One such organization is the Conservation Club from NMU, which contributes 20 volunteers divided among students, family and community members. They work at a station in Chatham from 10 p.m. until 2 a.m., helping to guide the dogs from the trail onto the road.
“There's so much to love about this event. It's amazing to see the dogs close and in action, but the most exciting part is when we're waiting around the fire and suddenly we can hear them yipping in the distance from the trees,” said Ceirighen Gill, co-leader of the club. “It's nice to be outside that late at night, since we're so far from any light pollution the sky is really clear and bright. We also meet a lot of community members of all different ages and backgrounds. This race is one of my favorite events because of the variety of people that volunteer.”

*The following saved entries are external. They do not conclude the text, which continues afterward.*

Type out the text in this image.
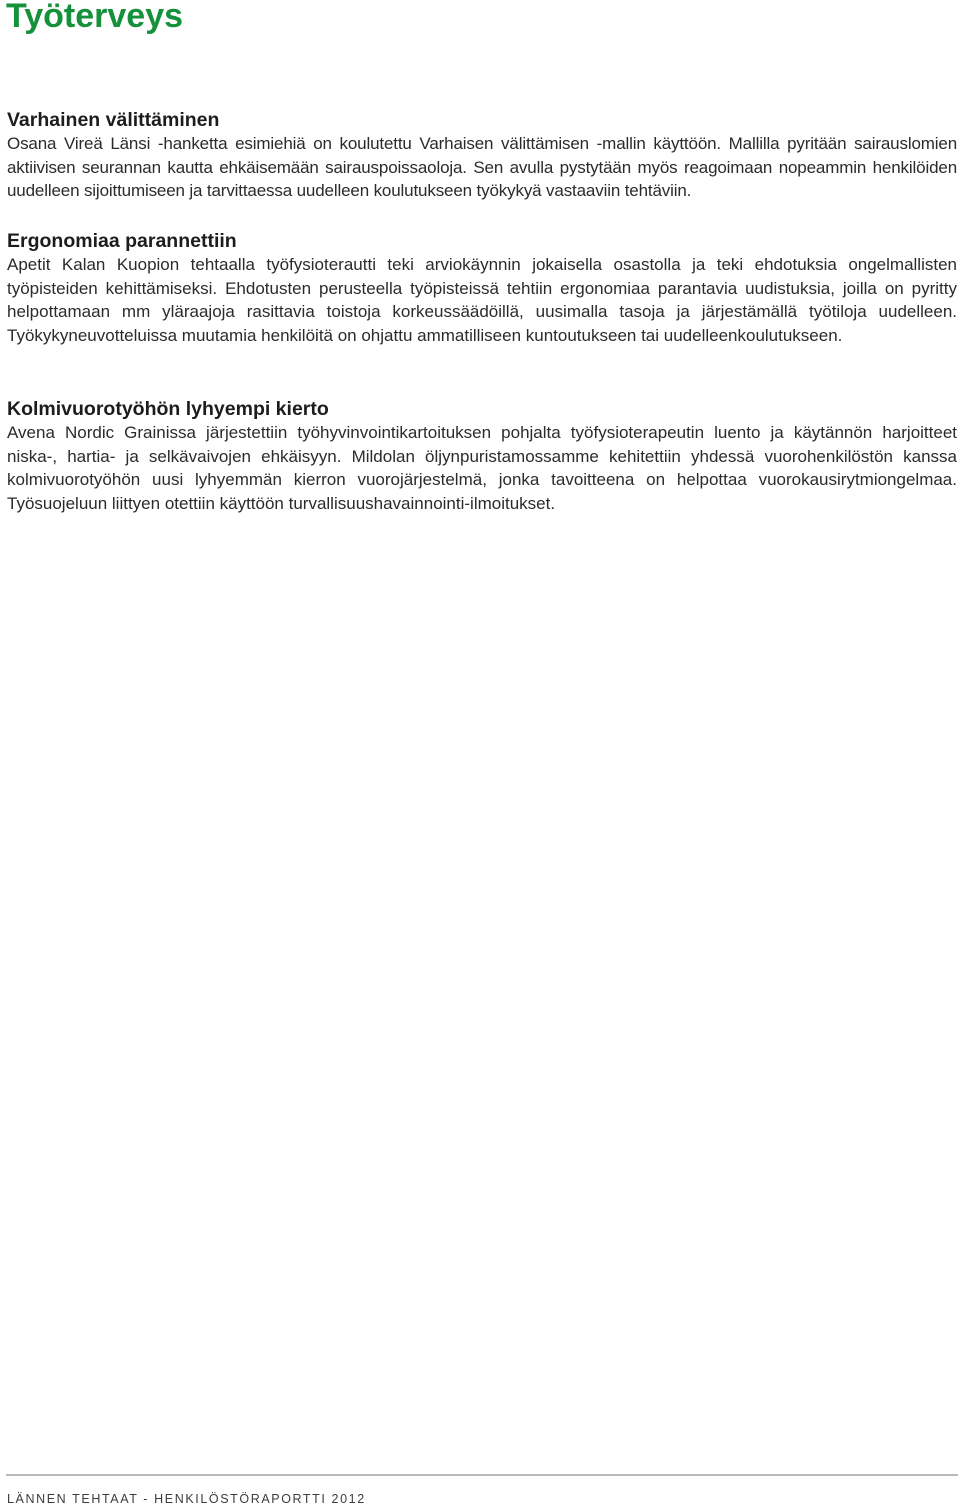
Työterveys
Varhainen välittäminen

Osana Vireä Länsi -hanketta esimiehiä on koulutettu Varhaisen välittämisen -mallin käyttöön. Mallilla pyritään sairauslomien aktiivisen seurannan kautta ehkäisemään sairauspoissaoloja. Sen avulla pystytään myös reagoimaan nopeammin henkilöiden uudelleen sijoittumiseen ja tarvittaessa uudelleen koulutukseen työkykyä vastaaviin tehtäviin.

Ergonomiaa parannettiin

Apetit Kalan Kuopion tehtaalla työfysioterautti teki arviokäynnin jokaisella osastolla ja teki ehdotuksia ongelmallisten työpisteiden kehittämiseksi. Ehdotusten perusteella työpisteissä tehtiin ergonomiaa parantavia uudistuksia, joilla on pyritty helpottamaan mm yläraajoja rasittavia toistoja korkeussäädöillä, uusimalla tasoja ja järjestämällä työtiloja uudelleen. Työkykyneuvotteluissa muutamia henkilöitä on ohjattu ammatilliseen kuntoutukseen tai uudelleenkoulutukseen.

Kolmivuorotyöhön lyhyempi kierto

Avena Nordic Grainissa järjestettiin työhyvinvointikartoituksen pohjalta työfysioterapeutin luento ja käytännön harjoitteet niska-, hartia- ja selkävaivojen ehkäisyyn. Mildolan öljynpuristamossamme kehitettiin yhdessä vuorohenkilöstön kanssa kolmivuorotyöhön uusi lyhyemmän kierron vuorojärjestelmä, jonka tavoitteena on helpottaa vuorokausirytmiongelmaa. Työsuojeluun liittyen otettiin käyttöön turvallisuushavainnointi-ilmoitukset.

LÄNNEN TEHTAAT - HENKILÖSTÖRAPORTTI 2012
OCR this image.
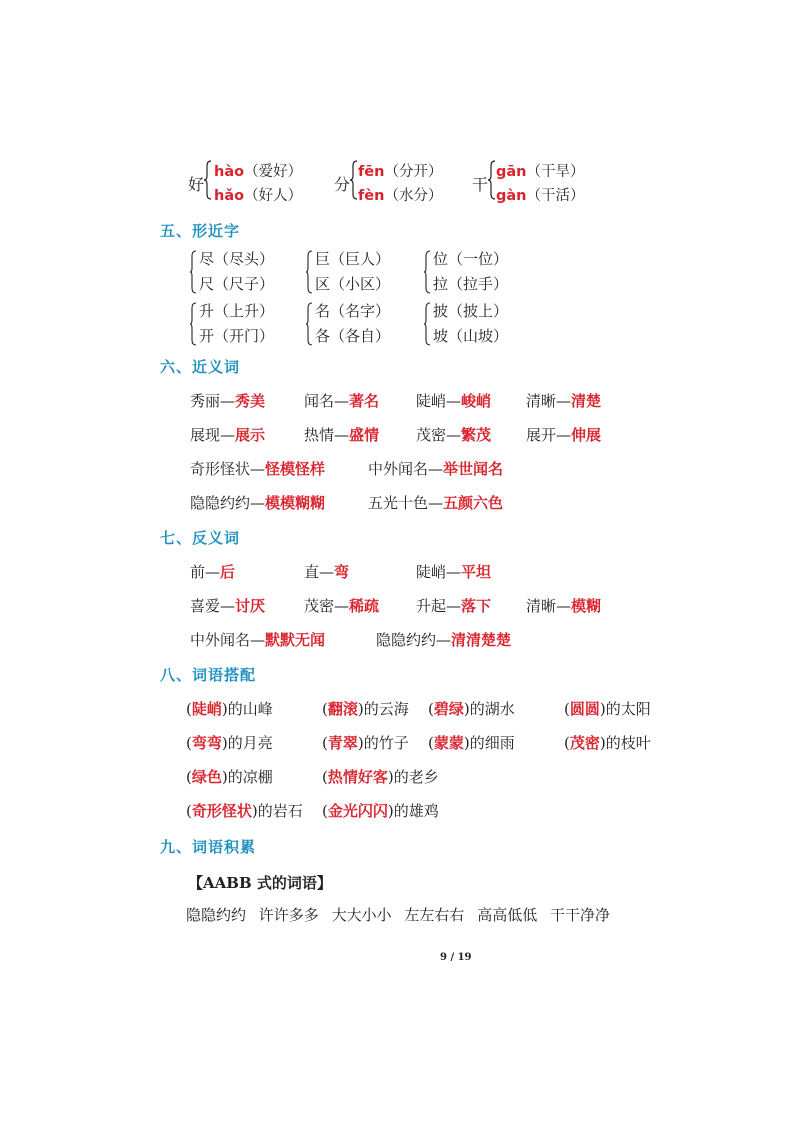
好
hào（爱好）
hǎo（好人）
分
fēn（分开）
fèn（水分）
干
gān（干旱）
gàn（干活）
五、形近字
尽（尽头）
尺（尺子）
巨（巨人）
区（小区）
位（一位）
拉（拉手）
升（上升）
开（开门）
名（名字）
各（各自）
披（披上）
坡（山坡）
六、近义词
秀丽—秀美	闻名—著名 陡峭—峻峭 清晰—清楚
展现—展示	热情—盛情 茂密—繁茂 展开—伸展
奇形怪状—怪模怪样	中外闻名—举世闻名
隐隐约约—模模糊糊	五光十色—五颜六色
七、反义词
前—后	直—弯	陡峭—平坦
喜爱—讨厌	茂密—稀疏 升起—落下 清晰—模糊
中外闻名—默默无闻	隐隐约约—清清楚楚
八、词语搭配
(陡峭)的山峰	(翻滚)的云海 (碧绿)的湖水	(圆圆)的太阳
(弯弯)的月亮	(青翠)的竹子 (蒙蒙)的细雨	(茂密)的枝叶
(绿色)的凉棚	(热情好客)的老乡
(奇形怪状)的岩石 (金光闪闪)的雄鸡
九、词语积累
【AABB 式的词语】
隐隐约约 许许多多 大大小小 左左右右 高高低低 干干净净
9 / 19
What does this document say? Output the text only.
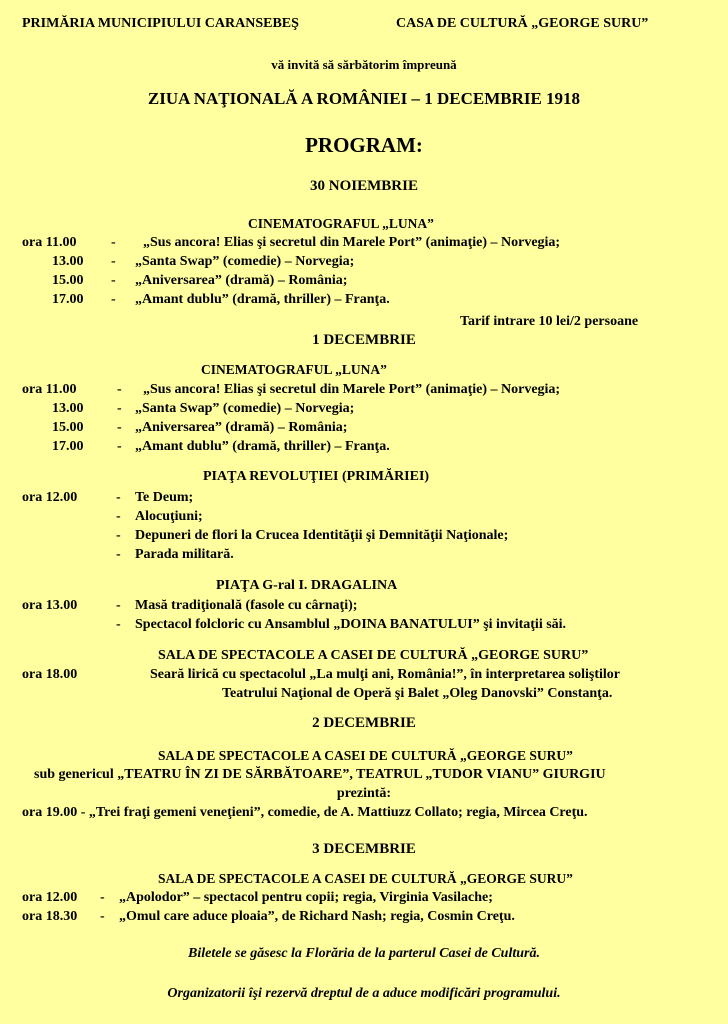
PRIMĂRIA MUNICIPIULUI CARANSEBEŞ	CASA DE CULTURĂ „GEORGE SURU”
vă invită să sărbătorim împreună
ZIUA NAŢIONALĂ A ROMÂNIEI – 1 DECEMBRIE 1918
PROGRAM:
30 NOIEMBRIE
CINEMATOGRAFUL „LUNA”
ora 11.00 - „Sus ancora! Elias şi secretul din Marele Port” (animaţie) – Norvegia;
13.00 - „Santa Swap” (comedie) – Norvegia;
15.00 - „Aniversarea” (dramă) – România;
17.00 - „Amant dublu” (dramă, thriller) – Franţa.
Tarif intrare 10 lei/2 persoane
1 DECEMBRIE
CINEMATOGRAFUL „LUNA”
ora 11.00	- „Sus ancora! Elias şi secretul din Marele Port” (animaţie) – Norvegia;
13.00 - „Santa Swap” (comedie) – Norvegia;
15.00 - „Aniversarea” (dramă) – România;
17.00 - „Amant dublu” (dramă, thriller) – Franţa.
PIAŢA REVOLUŢIEI (PRIMĂRIEI)
ora 12.00	- Te Deum;
- Alocuţiuni;
- Depuneri de flori la Crucea Identităţii şi Demnităţii Naţionale;
- Parada militară.
PIAŢA G-ral I. DRAGALINA
ora 13.00	- Masă tradiţională (fasole cu cârnaţi);
- Spectacol folcloric cu Ansamblul „DOINA BANATULUI” şi invitaţii săi.
SALA DE SPECTACOLE A CASEI DE CULTURĂ „GEORGE SURU”
ora 18.00	Seară lirică cu spectacolul „La mulţi ani, România!”, în interpretarea soliştilor
Teatrului Naţional de Operă şi Balet „Oleg Danovski” Constanţa.
2 DECEMBRIE
SALA DE SPECTACOLE A CASEI DE CULTURĂ „GEORGE SURU”
sub genericul „TEATRU ÎN ZI DE SĂRBĂTOARE”, TEATRUL „TUDOR VIANU” GIURGIU
prezintă:
ora 19.00 - „Trei fraţi gemeni veneţieni”, comedie, de A. Mattiuzz Collato; regia, Mircea Creţu.
3 DECEMBRIE
SALA DE SPECTACOLE A CASEI DE CULTURĂ „GEORGE SURU”
ora 12.00 - „Apolodor” – spectacol pentru copii; regia, Virginia Vasilache;
ora 18.30 - „Omul care aduce ploaia”, de Richard Nash; regia, Cosmin Creţu.
Biletele se găsesc la Florăria de la parterul Casei de Cultură.
Organizatorii îşi rezervă dreptul de a aduce modificări programului.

The Conservation Club is just one of many student organizations that help out at the UP200. The Northern Michigan Constructors have repaired and built barricades over the years that block off Washington Street in downtown Marquette for Friday's start. Other groups such as the Pre-Vet Club (read a related story here), rugby team and houses in the on-campus residence halls bring in volunteers for the event.
Speaking of the rugby team, the NMU Moosemen usually bring about half of the team (about 12 to 15 people) to help set up road signs for the race, as well as helping to load the trucks containing the barricades that separate the trails from the viewing areas.
“Volunteering for this gives us the opportunity to create relationships with other members of the community as well as those helping set up the race,” said President of the Moosemen, Gavin Klein. “As volunteers, having the opportunity to watch the race and enjoy the event while promoting our team is something that we value. The race has given members of our team memories and friendships over the years and we hope to continue this tradition for the ‘Moose' for years to come.”
There are three events total for the weekend of Feb. 16-20:
The UP200 Powered by NMU kick off at 6:30 p.m. Friday, Feb. 17, with the opening ceremony. Then, at 7 p.m. the races begin. The mushers and their teams travel 216 miles from Marquette to Grand Marais for a chance to win up to $8,700 in cash, and for other teams, a chance to qualify for the Iditarod.
The Midnight Run also starts in downtown Marquette at 8:30 p.m. Mushers will race to Chatham and back, ending the race at the Ojibwa Casino on M-28. Finally, the Jack Pine 30 begins at 10 a.m. on Saturday, Feb. 18, at the First Baptist Church in Gwinn. The mushers and their teams will race eight miles to the Sands Station before looping around and finishing where they started.